King’s Speech - Debate (7th Day)

Part of the debate – in the House of Lords am 2:30 pm ar 25 Gorffennaf 2024.

Danfonwch hysbysiad imi am ddadleuon fel hyn

Photo of Lord Pearson of Rannoch Lord Pearson of Rannoch Non-affiliated 2:30, 25 Gorffennaf 2024

My Lords, the King’s Speech told us that measures will be introduced to improve the safety and security of public venues and help keep the British people safe from terrorism. When we use the word “terrorism” nowadays, we usually mean Islamist terrorism. MI5 tells us that Islamist terrorism is now the UK’s most significant threat. Yet, if we so much as try just to talk about Islam or Islamism, we are immediately accused of Islamophobia. A phobia is an irrational fear of something, but it is not irrational to fear the modern world’s most violent religious ideology.

I describe it as such because, according to The Religion Of Peace’s website, Islamist terrorists have carried out 46,602 deadly terror attacks somewhere in the world since their twin tower massacres of 9 September 2001, or more than five every day. Just in the week from 6 to 12 July this year, there have been 35 attacks in 12 countries, killing 70 people and injuring 32. There are two broad divisions within Islam, as I am sure your Lordships know, between Sunni and Shia Muslims, with many sub-sects which do not often agree with each other, and the vast majority of these attacks have been on other Muslims.

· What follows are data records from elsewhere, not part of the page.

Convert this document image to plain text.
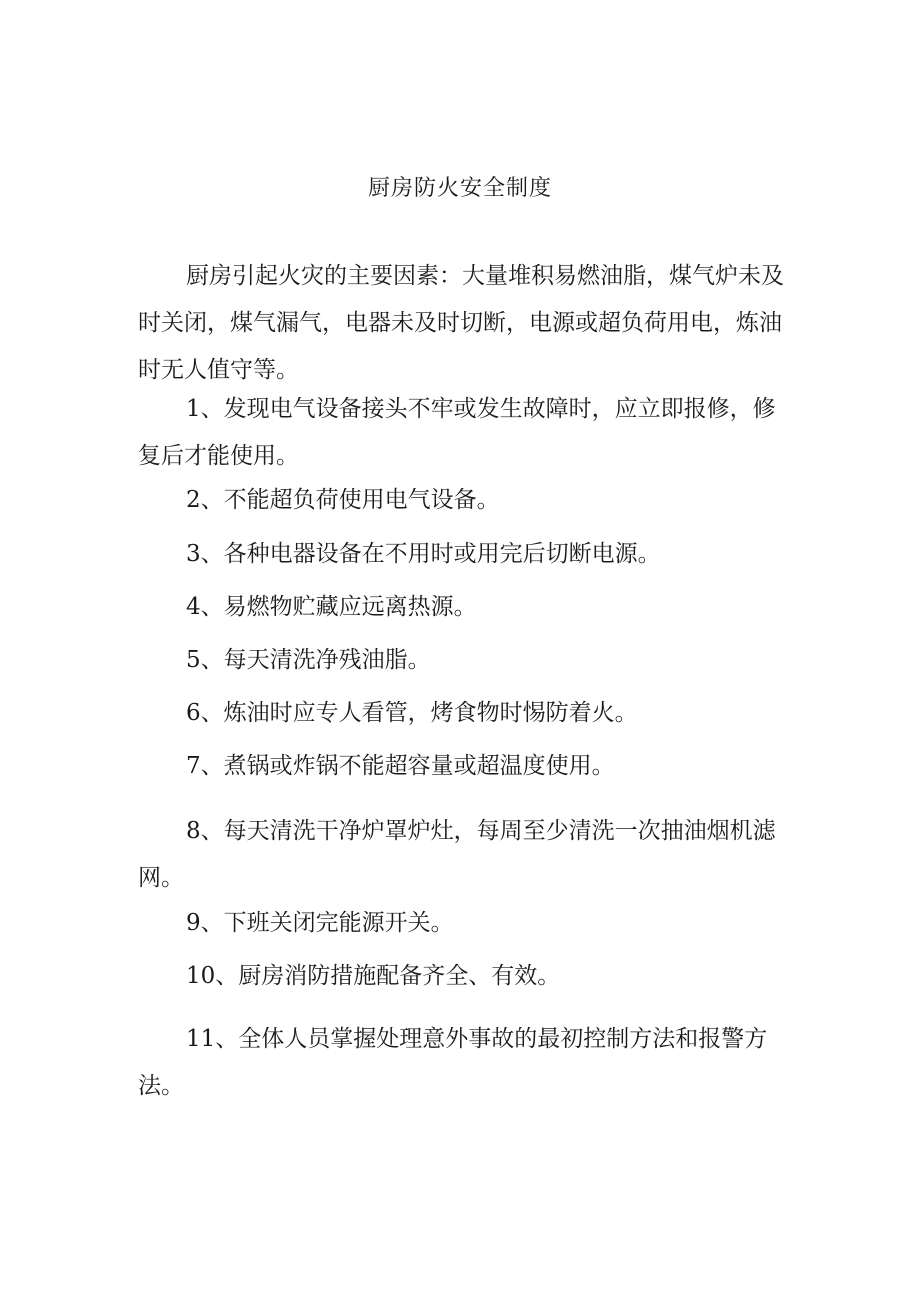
厨房防火安全制度

厨房引起火灾的主要因素：大量堆积易燃油脂，煤气炉未及时关闭，煤气漏气，电器未及时切断，电源或超负荷用电，炼油时无人值守等。

1、发现电气设备接头不牢或发生故障时，应立即报修，修复后才能使用。

2、不能超负荷使用电气设备。

3、各种电器设备在不用时或用完后切断电源。

4、易燃物贮藏应远离热源。

5、每天清洗净残油脂。

6、炼油时应专人看管，烤食物时惕防着火。

7、煮锅或炸锅不能超容量或超温度使用。

8、每天清洗干净炉罩炉灶，每周至少清洗一次抽油烟机滤网。

9、下班关闭完能源开关。

10、厨房消防措施配备齐全、有效。

11、全体人员掌握处理意外事故的最初控制方法和报警方法。
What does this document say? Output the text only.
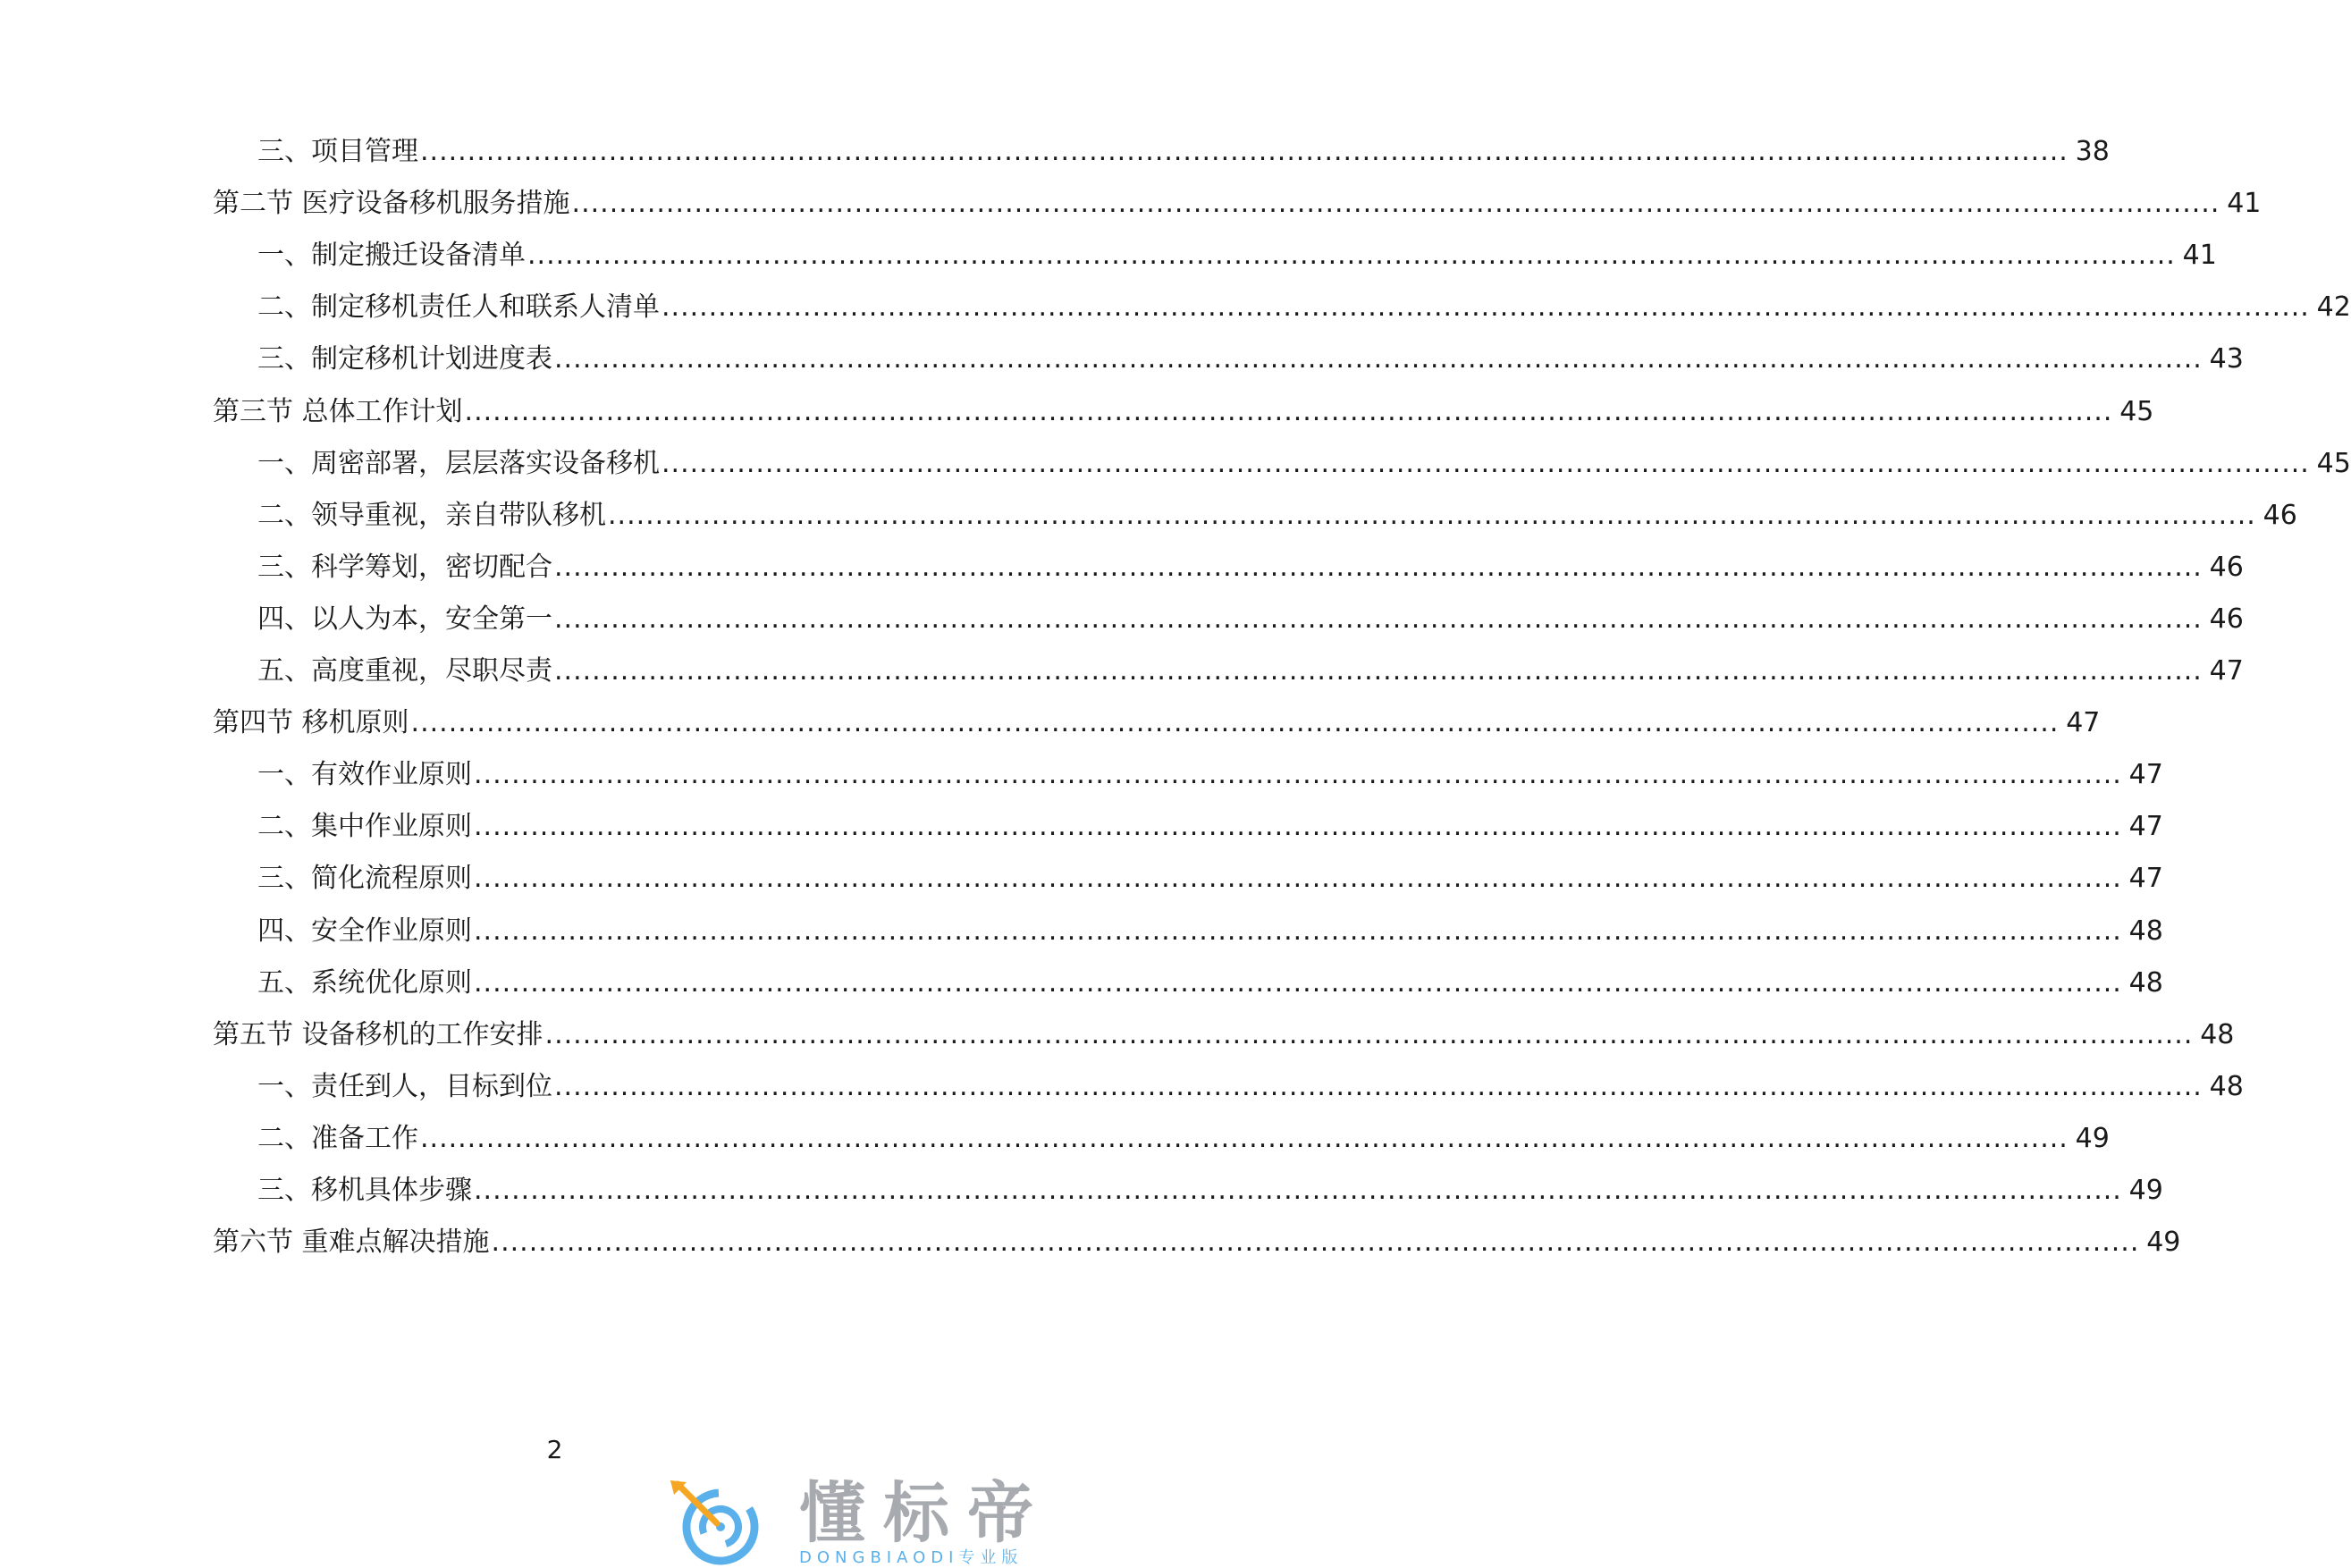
三、项目管理 .....	38
第二节 医疗设备移机服务措施 .....	41
一、制定搬迁设备清单 .....	41
二、制定移机责任人和联系人清单 .....	42
三、制定移机计划进度表 .....	43
第三节 总体工作计划 .....	45
一、周密部署，层层落实设备移机 .....	45
二、领导重视，亲自带队移机 .....	46
三、科学筹划，密切配合 .....	46
四、以人为本，安全第一 .....	46
五、高度重视，尽职尽责 .....	47
第四节 移机原则 .....	47
一、有效作业原则 .....	47
二、集中作业原则 .....	47
三、简化流程原则 .....	47
四、安全作业原则 .....	48
五、系统优化原则 .....	48
第五节 设备移机的工作安排 .....	48
一、责任到人，目标到位 .....	48
二、准备工作 .....	49
三、移机具体步骤 .....	49
第六节 重难点解决措施 .....	49
2
懂标帝
DONGBIAODI专业版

I understand there is a popular conception that the word “Islam” means “peace”; whereas, in fact, it means “submission” to the will of Allah, or the Muslim God. Devout Muslims should obey the Koran and emulate the life of Muhammad. This is unfortunate, because the Koran contains over 100 verses which encourage Muslims to kill or subdue non-Muslims and, in 627, Muhammad ordered the death of 600 Jews in one afternoon.

The Islamists’ view of this is that peace will be achieved when our planet is ruled by Islam. Islam’s sharia law is already running de facto in the United Kingdom via some 80 Muslim arbitration tribunals. These discriminate harshly against Muslim wives, whose husbands have only to say “I divorce you” three times to leave them divorced and often destitute. The sharia allows Muslim men to have four wives at a time, most of whom are having at least two children, so the Muslim population is going up 10 times faster than our national average. On past trends, Birmingham and nine other English local authorities will be majority Muslim by 2031. The radicals’ plan is to wait until they can take us over through the power of the womb and the ballot box.

Of course, I pay tribute to the vast majority of Muslims in this country who eschew these tenets and live decent and helpful lives in our democracy, but we are left with the problem of what to do about the rest of them. May I suggest, first, that we should start monitoring our mosques and madrasas and imprison or deport our extremist Imams. Secondly, we should encourage the licensing of Imams before they can preach, as do other religions, including, I think, the Church of England. Thirdly, the Government should enact the Bill of the noble Baroness, Lady Cox, to give our Muslim wives the protection of our civil law. The Bill has had two supportive Second Readings in your Lordships’ House, but the Government fear being called “Islamophobic” by our Muslim men, so will not support it. Fourthly, we should ban the burka in public, as 16 other countries have done, some of which are Muslim majority.

Islam is a vast subject and I cannot possibly do it justice in the five minutes which is our allotted speaking time, but I have written a two-page, bullet-point memo entitled Why Can’t We Talk about Islam?, which has found favour in unexpected quarters, and I will put a copy of it in your Lordships’ Library.